Regarding cohort characterization data format, I don’t know whether a JSON file here would be ideal or not. I’m going to ping @jweave17 (again) because I believe he is working on a cohort characterization tool and therefore might be able to help out here as to what a good output format of a “Table 1” would be.

In this situation, either option is possible and probably depends on the nature of the problem/error. For contacting librarians, we’ve considered having a librarian mailing list that individuals can use. Contacting authors directly is also possible because the author e-mail addresses are a required data element at the time of submission.

Since you need to log into the submission application before submitting any data, we are able to associate users with the phenotypes that they own. Hence, they cannot directly revise someone else’s phenotype unless they have been granted access (via a shareable key) from the originating author. As with plagarism in general, one cannot categorically prevent someone from wrongly copy/pasting content and claiming it as their own. In the library, we have two mechanisms to mitigate this:

The first is provenance, where at the time of submission, we allow cohort definitions to cite other ones in the library. This can be done for a variety of reasons but its intention is to track phenotype evolution and to give credit where it is due. A chain of provenance would reveal the path of ownership all the way back to the root node, in traditional graph fashion.

The second is the librarian team to mitigate any conflicts not resolved by the provenance mechanism.

Do you mean search and download instead of search and upload? In general, you can sort, filter, and/or search on any of the required data elements as you see fit. This includes authors and institutions.

@jweave17 can you comment on this? Do you have any provisions in your cohort characterization tool to check this sort of thing?

I’ve reached out to @lee_evans about this, and I was pleased to learn that this is something that was already in the works and will happen completely independently of the library. Therefore, we should no longer be concerned about the necessity of the HTTP-to-HTTPS transition.

The promotion process simply means that content has been pushed to GitHub by a librarian. When it lives in the staging area, it is a temporary place hidden from public view where the content can be worked on.

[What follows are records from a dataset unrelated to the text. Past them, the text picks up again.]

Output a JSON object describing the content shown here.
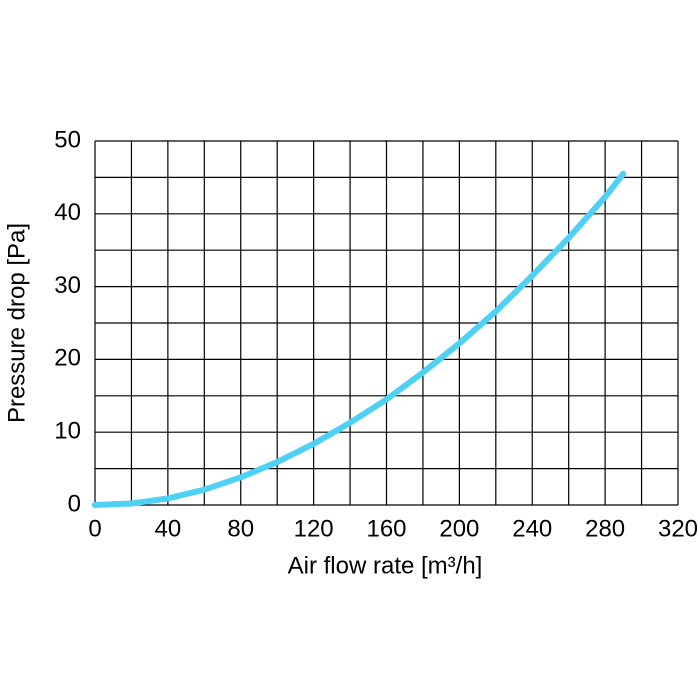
{
  "chart_data": {
    "type": "line",
    "x_label": "Air flow rate [m³/h]",
    "y_label": "Pressure drop [Pa]",
    "x": [
      0,
      20,
      40,
      60,
      80,
      100,
      120,
      140,
      160,
      180,
      200,
      220,
      240,
      260,
      280,
      290
    ],
    "series": [
      {
        "name": "Pressure drop",
        "color": "#4fd0f5",
        "values": [
          0,
          0.2,
          0.9,
          2.1,
          3.8,
          5.9,
          8.4,
          11.3,
          14.5,
          18.2,
          22.2,
          26.6,
          31.5,
          36.7,
          42.3,
          45.5
        ]
      }
    ],
    "xlim": [
      0,
      320
    ],
    "ylim": [
      0,
      50
    ],
    "xticks": [
      0,
      40,
      80,
      120,
      160,
      200,
      240,
      280,
      320
    ],
    "yticks": [
      0,
      10,
      20,
      30,
      40,
      50
    ],
    "xgrid": [
      0,
      20,
      40,
      60,
      80,
      100,
      120,
      140,
      160,
      180,
      200,
      220,
      240,
      260,
      280,
      300,
      320
    ],
    "ygrid": [
      0,
      5,
      10,
      15,
      20,
      25,
      30,
      35,
      40,
      45,
      50
    ],
    "grid": true
  }
}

When it is released to GitHub, it becomes “sanctioned” as the public record. The process would probably involve librarians meeting up at a regularly scheduled meeting to review the content and agree to push all or some of it to GitHub.

The questions you ask about the librarian qualifications are good ones, and we should discuss this at the next WG meeting.

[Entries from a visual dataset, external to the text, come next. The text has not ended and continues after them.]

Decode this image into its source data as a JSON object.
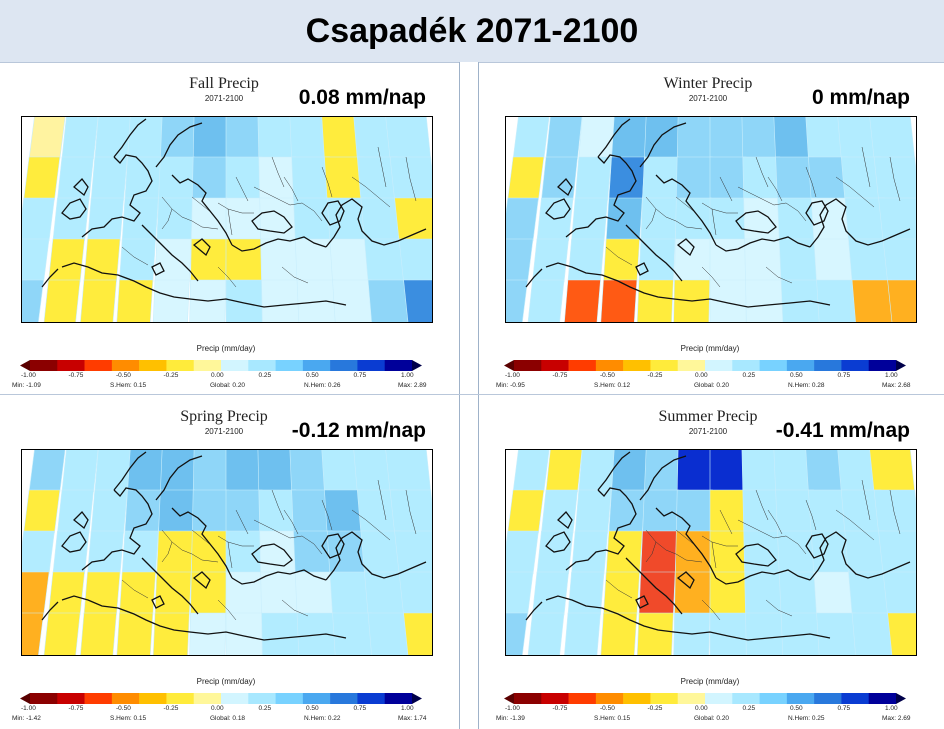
{
  "title": "Csapadék 2071-2100",
  "colorbar": {
    "title": "Precip (mm/day)",
    "ticks": [
      "-1.00",
      "-0.75",
      "-0.50",
      "-0.25",
      "0.00",
      "0.25",
      "0.50",
      "0.75",
      "1.00"
    ],
    "colors": [
      "#8b0000",
      "#c80000",
      "#ff3c00",
      "#ff8c00",
      "#ffc000",
      "#ffeb3b",
      "#fff79a",
      "#d2f5ff",
      "#a8e8ff",
      "#78d2ff",
      "#4aa8f0",
      "#2878dc",
      "#0a3cd2",
      "#00009a"
    ]
  },
  "palette": {
    "yellow": "#ffec3d",
    "light_yellow": "#fff3a0",
    "orange": "#ffb020",
    "red_orange": "#ff5a14",
    "deep_red": "#f04a2a",
    "pale_cyan": "#d7f6ff",
    "light_cyan": "#b2ecff",
    "light_blue": "#8fd6f8",
    "mid_blue": "#6ec0ef",
    "blue": "#3b8ee0",
    "dark_blue": "#0a2ed0"
  },
  "panels": [
    {
      "title": "Fall Precip",
      "period": "2071-2100",
      "change": "0.08 mm/nap",
      "stats": {
        "min": "Min: -1.09",
        "shem": "S.Hem: 0.15",
        "global": "Global: 0.20",
        "nhem": "N.Hem: 0.26",
        "max": "Max: 2.89"
      },
      "grid": [
        [
          "ly",
          "lc",
          "lc",
          "lc",
          "lb",
          "mb",
          "lb",
          "lc",
          "lc",
          "y",
          "lc",
          "lc"
        ],
        [
          "y",
          "lc",
          "lc",
          "lc",
          "lc",
          "lb",
          "lc",
          "pc",
          "lc",
          "y",
          "lc",
          "lc"
        ],
        [
          "lc",
          "lc",
          "lc",
          "lc",
          "lc",
          "pc",
          "pc",
          "pc",
          "lc",
          "lc",
          "lc",
          "y"
        ],
        [
          "lc",
          "y",
          "y",
          "lc",
          "pc",
          "y",
          "y",
          "pc",
          "pc",
          "pc",
          "lc",
          "lc"
        ],
        [
          "lb",
          "y",
          "y",
          "y",
          "pc",
          "pc",
          "lc",
          "pc",
          "pc",
          "pc",
          "lb",
          "b"
        ]
      ]
    },
    {
      "title": "Winter Precip",
      "period": "2071-2100",
      "change": "0 mm/nap",
      "stats": {
        "min": "Min: -0.95",
        "shem": "S.Hem: 0.12",
        "global": "Global: 0.20",
        "nhem": "N.Hem: 0.28",
        "max": "Max: 2.68"
      },
      "grid": [
        [
          "lc",
          "lb",
          "pc",
          "mb",
          "mb",
          "lb",
          "lb",
          "lb",
          "mb",
          "lc",
          "lc",
          "lc"
        ],
        [
          "y",
          "lb",
          "lc",
          "b",
          "lc",
          "lb",
          "lb",
          "lc",
          "lb",
          "lb",
          "lc",
          "lc"
        ],
        [
          "lb",
          "lc",
          "lc",
          "mb",
          "lc",
          "lc",
          "lc",
          "pc",
          "lc",
          "pc",
          "lc",
          "lc"
        ],
        [
          "lb",
          "lc",
          "lc",
          "y",
          "lc",
          "pc",
          "pc",
          "pc",
          "lc",
          "pc",
          "lc",
          "lc"
        ],
        [
          "lb",
          "lc",
          "ro",
          "ro",
          "y",
          "y",
          "pc",
          "pc",
          "lc",
          "lc",
          "o",
          "o"
        ]
      ]
    },
    {
      "title": "Spring Precip",
      "period": "2071-2100",
      "change": "-0.12 mm/nap",
      "stats": {
        "min": "Min: -1.42",
        "shem": "S.Hem: 0.15",
        "global": "Global: 0.18",
        "nhem": "N.Hem: 0.22",
        "max": "Max: 1.74"
      },
      "grid": [
        [
          "lb",
          "lc",
          "lc",
          "mb",
          "mb",
          "lb",
          "mb",
          "mb",
          "lb",
          "lc",
          "lc",
          "lc"
        ],
        [
          "y",
          "lc",
          "lc",
          "lb",
          "mb",
          "lb",
          "lb",
          "lc",
          "lb",
          "mb",
          "lc",
          "lc"
        ],
        [
          "lc",
          "lc",
          "lc",
          "lc",
          "y",
          "y",
          "lc",
          "pc",
          "lb",
          "lb",
          "lc",
          "lc"
        ],
        [
          "o",
          "y",
          "y",
          "y",
          "y",
          "y",
          "pc",
          "pc",
          "pc",
          "lc",
          "lc",
          "lc"
        ],
        [
          "o",
          "y",
          "y",
          "y",
          "y",
          "pc",
          "pc",
          "lc",
          "lc",
          "lc",
          "lc",
          "y"
        ]
      ]
    },
    {
      "title": "Summer Precip",
      "period": "2071-2100",
      "change": "-0.41 mm/nap",
      "stats": {
        "min": "Min: -1.39",
        "shem": "S.Hem: 0.15",
        "global": "Global: 0.20",
        "nhem": "N.Hem: 0.25",
        "max": "Max: 2.69"
      },
      "grid": [
        [
          "lc",
          "y",
          "lc",
          "mb",
          "lb",
          "db",
          "db",
          "lc",
          "lc",
          "lb",
          "lc",
          "y"
        ],
        [
          "y",
          "lc",
          "lc",
          "lb",
          "lb",
          "lb",
          "y",
          "lc",
          "lc",
          "lc",
          "lc",
          "lc"
        ],
        [
          "lc",
          "lc",
          "lc",
          "y",
          "dr",
          "o",
          "y",
          "lc",
          "lc",
          "lc",
          "lc",
          "lc"
        ],
        [
          "lc",
          "lc",
          "lc",
          "y",
          "dr",
          "o",
          "y",
          "lc",
          "lc",
          "pc",
          "lc",
          "lc"
        ],
        [
          "lb",
          "lc",
          "lc",
          "y",
          "y",
          "lc",
          "lc",
          "lc",
          "lc",
          "lc",
          "lc",
          "y"
        ]
      ]
    }
  ]
}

I’m not sure I understand what you mean when you say “each index file”. If this is regarding the Index File section on page 5, there is only a single index file (an RData file residing on the server) at any time. It holds all of the pre-processed data for the library, and its only purpose is to allow the applications to perform better. It’s faster for the applications to reference pre-computed values to display than it is to force each application instance to perform the same computations individually. It is derived from the Official Record via an automated R script.

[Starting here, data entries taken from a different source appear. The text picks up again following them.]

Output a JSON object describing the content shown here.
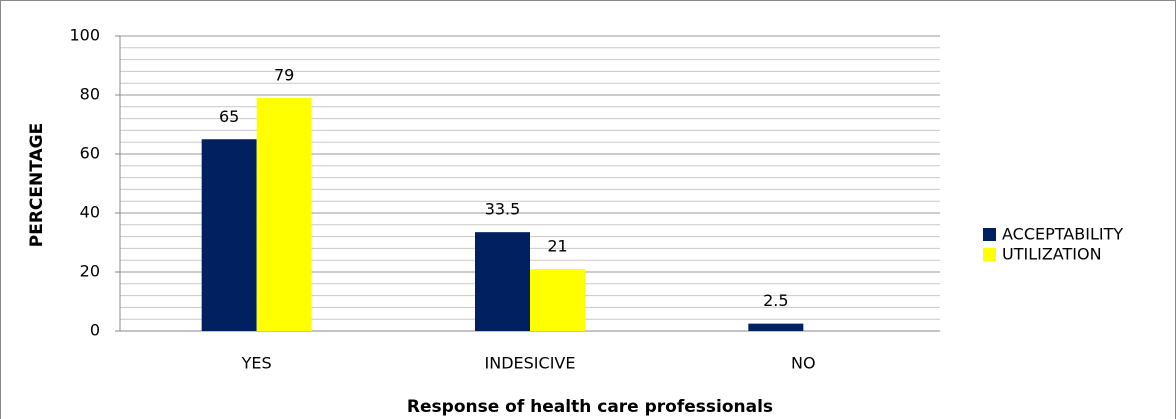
{
  "chart_data": {
    "type": "bar",
    "categories": [
      "YES",
      "INDESICIVE",
      "NO"
    ],
    "series": [
      {
        "name": "ACCEPTABILITY",
        "color": "#002060",
        "values": [
          65,
          33.5,
          2.5
        ]
      },
      {
        "name": "UTILIZATION",
        "color": "#ffff00",
        "values": [
          79,
          21,
          null
        ]
      }
    ],
    "x_label": "Response of health care professionals",
    "y_label": "PERCENTAGE",
    "ylim": [
      0,
      100
    ],
    "yticks": [
      0,
      20,
      40,
      60,
      80,
      100
    ],
    "grid": true,
    "minor_grid_step": 4,
    "legend": "right"
  }
}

The database issue is an important one, and I think it comes down to clarifying intended use. I view this kind of like a contract. If I submit a cohort definition, I should have the option of specifying whether its intended use is for EMR or claims-based datasets. Then, subsequent validations would only be legitimate if run on a dataset meeting the authors’ specifications. For example, it would be unfair to declare a cohort definition to be poor performing if the authors specified that it is to be run on EMR-based data, but it was actually validated on claims-based data.

The chapter is linked 1-to-1 to the algorithm, so if the underlying instruction set changes based on the database specification, then those would become separate chapters.